A tunnel is really just encapsulation of packets within other packets. The outer packets still need to be able to be routed normally to the address of the tunnel source (different than the tunnel address itself. The packets carried inside the outer packets see the tunnel as a single link, but the outer packets may need to be routed over many hops, especially if routed over the public Internet (which requires public addresses for the outer packets). The tunnel source must be able to send traffic that gets routed to the other tunnel source normally.

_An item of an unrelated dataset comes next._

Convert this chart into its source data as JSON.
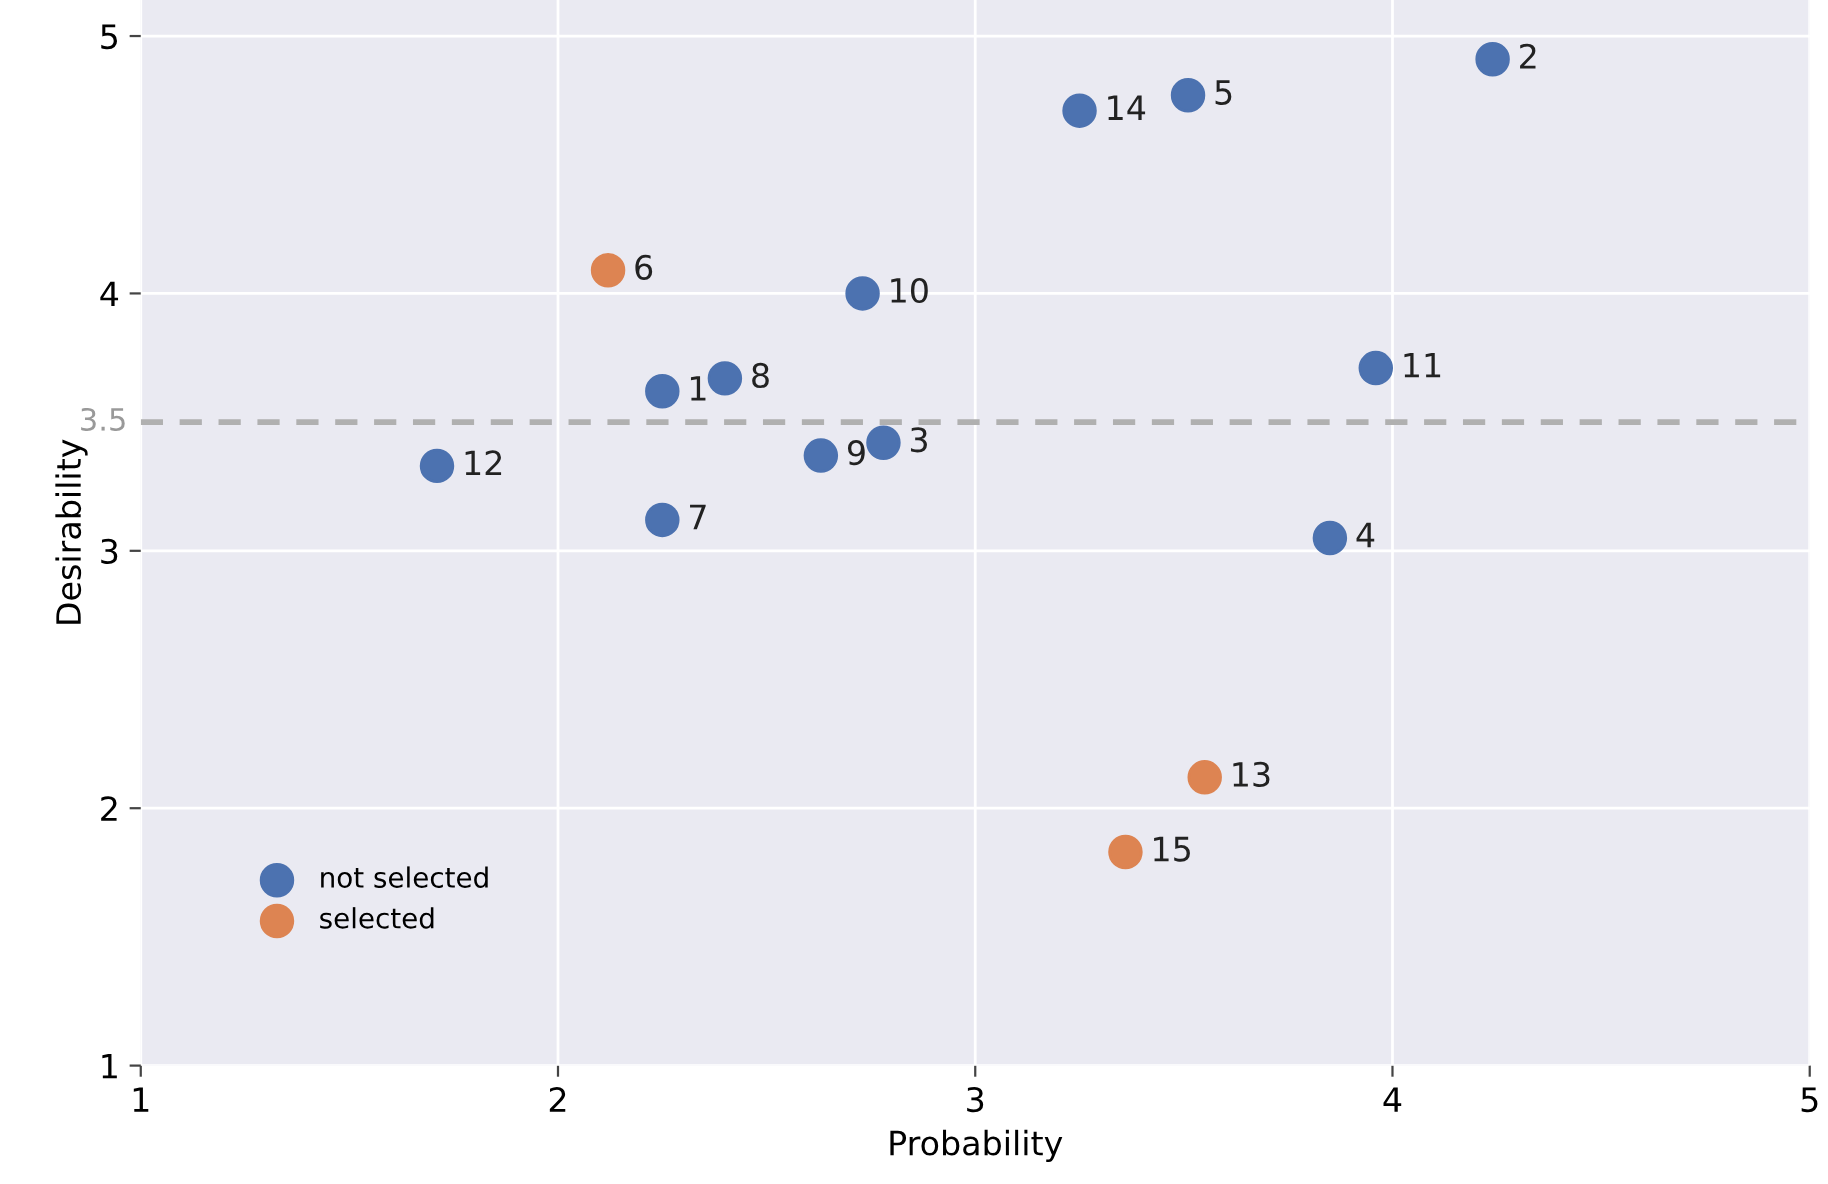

If you have a tunnel source inside a private network, then you cannot use that over the public Internet because you cannot route packets with private addresses over the public Internet. That is why the tunnel source addresses are usually the public WAN addresses of sites. If both your tunnel endpoints are within the same private network, then you could put the tunnel endpoints on any of the devices, as long as the tunnel source can normally reach each other.
Over a tunnel, you can use routing protocols to let the router on the other end of the tunnel know about any networks at the site, so it doesn't really matter how many networks are on each side of the tunnel. A tunnel is really just like connecting the two sites with a cable because it sets up a single link.
There are different tunnel types, and some cannot carry broadcast/multicast traffic, so some routing protocols or multicast routing may not work over that tunnel type. You could use a GRE tunnel inside that type of tunnel to overcome this, or use a different tunnel type that supports the features you need to support. Another possibility is to use static routes between the sites, but that doesn't scale, and it is not dynamic the way routing protocols are.
You could also have a problem if the private addressing at each of the two sites is using the same private addressing ranges. You may need to use NAT to overcome that.